Publication Date: 20260512
Application Date: 20260122

Claims (10)

1. A medical image segmentation method based on deep learning, characterized in that the method comprises the following steps: step S1, inputting medical image x Preprocessing and data enhancement are carried out; S2, extracting the scale feature information of the input image in parallel by using a double-branch encoder; S3, designing a multi-scale feature gating fusion module, up-sampling multi-scale gating fusion features and original image shallow features output by an encoder by using a decoder, and adaptively weighting and fusing by using a gating mechanism to reconstruct a segmentation probability map; Step S4, designing a corresponding mixed loss function for network training according to whether the segmentation task is classified into two categories or multiple categories; and step S5, performing a contrast experiment and an ablation experiment on the three disclosed medical data sets, and verifying the effectiveness of the segmentation method.

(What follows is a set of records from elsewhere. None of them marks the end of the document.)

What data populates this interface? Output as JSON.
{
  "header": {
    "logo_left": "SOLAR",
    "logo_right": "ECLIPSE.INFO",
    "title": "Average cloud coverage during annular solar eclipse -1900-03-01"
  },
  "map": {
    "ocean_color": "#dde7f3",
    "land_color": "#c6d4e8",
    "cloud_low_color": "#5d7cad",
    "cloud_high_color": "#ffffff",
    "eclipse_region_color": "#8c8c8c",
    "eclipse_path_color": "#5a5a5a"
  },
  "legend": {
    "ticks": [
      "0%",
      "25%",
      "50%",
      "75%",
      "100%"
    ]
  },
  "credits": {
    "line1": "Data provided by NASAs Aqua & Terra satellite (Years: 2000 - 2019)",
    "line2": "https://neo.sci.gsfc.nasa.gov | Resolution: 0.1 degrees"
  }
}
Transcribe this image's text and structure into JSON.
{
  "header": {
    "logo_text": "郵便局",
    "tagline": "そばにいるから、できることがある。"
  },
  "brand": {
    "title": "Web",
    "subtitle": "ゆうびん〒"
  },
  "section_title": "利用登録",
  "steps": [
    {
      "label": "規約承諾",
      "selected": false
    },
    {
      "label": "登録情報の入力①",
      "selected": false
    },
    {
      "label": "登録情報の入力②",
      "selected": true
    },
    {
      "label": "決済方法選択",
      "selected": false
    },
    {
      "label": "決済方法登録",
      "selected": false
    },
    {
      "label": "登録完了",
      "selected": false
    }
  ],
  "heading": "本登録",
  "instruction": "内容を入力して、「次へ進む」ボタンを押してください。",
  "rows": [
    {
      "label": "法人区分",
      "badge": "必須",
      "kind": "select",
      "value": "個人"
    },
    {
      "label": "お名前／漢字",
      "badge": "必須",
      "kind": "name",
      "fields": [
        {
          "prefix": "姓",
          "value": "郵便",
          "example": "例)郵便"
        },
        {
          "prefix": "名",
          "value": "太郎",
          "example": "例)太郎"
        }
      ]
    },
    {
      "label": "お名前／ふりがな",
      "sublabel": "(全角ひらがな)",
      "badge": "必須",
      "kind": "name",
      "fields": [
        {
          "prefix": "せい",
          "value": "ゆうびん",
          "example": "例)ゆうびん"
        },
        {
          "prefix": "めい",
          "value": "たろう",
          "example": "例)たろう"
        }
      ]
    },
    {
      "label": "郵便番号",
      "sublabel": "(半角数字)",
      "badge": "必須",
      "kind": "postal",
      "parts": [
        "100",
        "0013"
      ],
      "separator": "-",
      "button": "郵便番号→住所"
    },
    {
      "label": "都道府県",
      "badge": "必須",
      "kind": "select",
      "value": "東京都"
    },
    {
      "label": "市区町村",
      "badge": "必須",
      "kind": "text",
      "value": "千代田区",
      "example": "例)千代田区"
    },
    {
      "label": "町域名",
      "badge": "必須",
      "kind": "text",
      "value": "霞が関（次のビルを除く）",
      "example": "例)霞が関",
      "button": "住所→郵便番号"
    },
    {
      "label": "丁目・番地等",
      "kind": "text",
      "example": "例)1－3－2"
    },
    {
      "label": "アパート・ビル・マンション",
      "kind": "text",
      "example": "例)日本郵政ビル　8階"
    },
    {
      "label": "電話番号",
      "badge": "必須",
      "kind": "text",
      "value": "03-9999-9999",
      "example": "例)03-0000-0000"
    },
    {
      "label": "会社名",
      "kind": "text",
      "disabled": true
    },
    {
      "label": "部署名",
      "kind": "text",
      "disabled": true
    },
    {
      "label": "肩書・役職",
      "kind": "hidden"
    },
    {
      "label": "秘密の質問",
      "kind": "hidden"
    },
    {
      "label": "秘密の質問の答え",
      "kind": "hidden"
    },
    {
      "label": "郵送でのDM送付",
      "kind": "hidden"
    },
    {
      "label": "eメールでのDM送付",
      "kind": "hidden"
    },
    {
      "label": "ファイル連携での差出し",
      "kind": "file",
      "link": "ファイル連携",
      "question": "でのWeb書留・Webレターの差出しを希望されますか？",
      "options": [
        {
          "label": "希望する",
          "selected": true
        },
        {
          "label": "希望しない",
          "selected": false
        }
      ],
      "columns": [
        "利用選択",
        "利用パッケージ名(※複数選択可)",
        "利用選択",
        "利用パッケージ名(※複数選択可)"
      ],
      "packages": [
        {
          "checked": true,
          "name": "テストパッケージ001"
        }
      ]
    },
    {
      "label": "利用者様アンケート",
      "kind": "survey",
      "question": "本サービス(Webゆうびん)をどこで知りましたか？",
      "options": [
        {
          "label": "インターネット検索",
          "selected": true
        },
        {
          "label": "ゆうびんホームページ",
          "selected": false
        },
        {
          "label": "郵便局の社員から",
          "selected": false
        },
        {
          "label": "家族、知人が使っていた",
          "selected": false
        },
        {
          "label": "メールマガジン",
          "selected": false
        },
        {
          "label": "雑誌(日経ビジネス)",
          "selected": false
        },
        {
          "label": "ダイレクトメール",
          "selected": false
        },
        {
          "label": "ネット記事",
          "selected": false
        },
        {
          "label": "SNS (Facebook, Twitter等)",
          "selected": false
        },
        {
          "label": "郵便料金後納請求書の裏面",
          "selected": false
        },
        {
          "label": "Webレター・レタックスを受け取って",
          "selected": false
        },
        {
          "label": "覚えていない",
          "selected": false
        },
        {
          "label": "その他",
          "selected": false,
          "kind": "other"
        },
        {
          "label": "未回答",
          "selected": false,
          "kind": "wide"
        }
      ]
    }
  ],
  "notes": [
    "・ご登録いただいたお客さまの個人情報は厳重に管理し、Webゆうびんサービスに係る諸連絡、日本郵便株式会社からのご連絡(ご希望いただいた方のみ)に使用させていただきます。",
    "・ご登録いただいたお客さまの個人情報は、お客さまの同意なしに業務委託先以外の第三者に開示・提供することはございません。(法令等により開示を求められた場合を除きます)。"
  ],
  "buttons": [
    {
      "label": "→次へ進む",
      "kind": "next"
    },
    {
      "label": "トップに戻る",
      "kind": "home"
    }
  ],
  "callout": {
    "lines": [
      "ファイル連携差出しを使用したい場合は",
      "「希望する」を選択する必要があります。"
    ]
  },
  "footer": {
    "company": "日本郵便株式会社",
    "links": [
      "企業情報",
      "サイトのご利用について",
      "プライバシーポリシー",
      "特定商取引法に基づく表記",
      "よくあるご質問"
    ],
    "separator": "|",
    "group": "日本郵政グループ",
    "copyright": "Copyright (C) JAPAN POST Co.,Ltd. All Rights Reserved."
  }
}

2. The method for segmenting medical images based on deep learning according to claim 1, wherein the dual-branch encoder in step S2 comprises CNN branch, mamba branch and SSCM module; The CNN branch comprises a plurality of cascaded CNN feature extraction units, and the CNN feature extraction units are used for extracting multi-scale local detail features from an input image; the CNN feature extraction unit sequentially comprises a CNN feature extraction unit for carrying out feature extraction and adjusting the number of channels of a feature map, a convolution layer with a convolution kernel size of 3 multiplied by 3, a batch normalization layer for carrying out feature extraction and adjusting the number of channels of the feature map, a LeaKyReLU activation function layer for introducing nonlinearity to enhance the feature expression capability, and a maximum pooling layer for carrying out downsampling to reduce the spatial resolution of the feature map and enlarge the receptive field; The Mamba branch comprises a plurality of cascaded Multi Scale Mamba modules, which are used for extracting multi-scale global context features from input features, and the core of the Mamba branch is a multi-scale convolution cross scanning module, and the global context features of the image are extracted by utilizing a selective state space model and a cross scanning mechanism of the multi-scale convolution cross scanning module; the SSCM module is used for fusing the characteristic information of the double-branch output to generate a fused characteristic diagram.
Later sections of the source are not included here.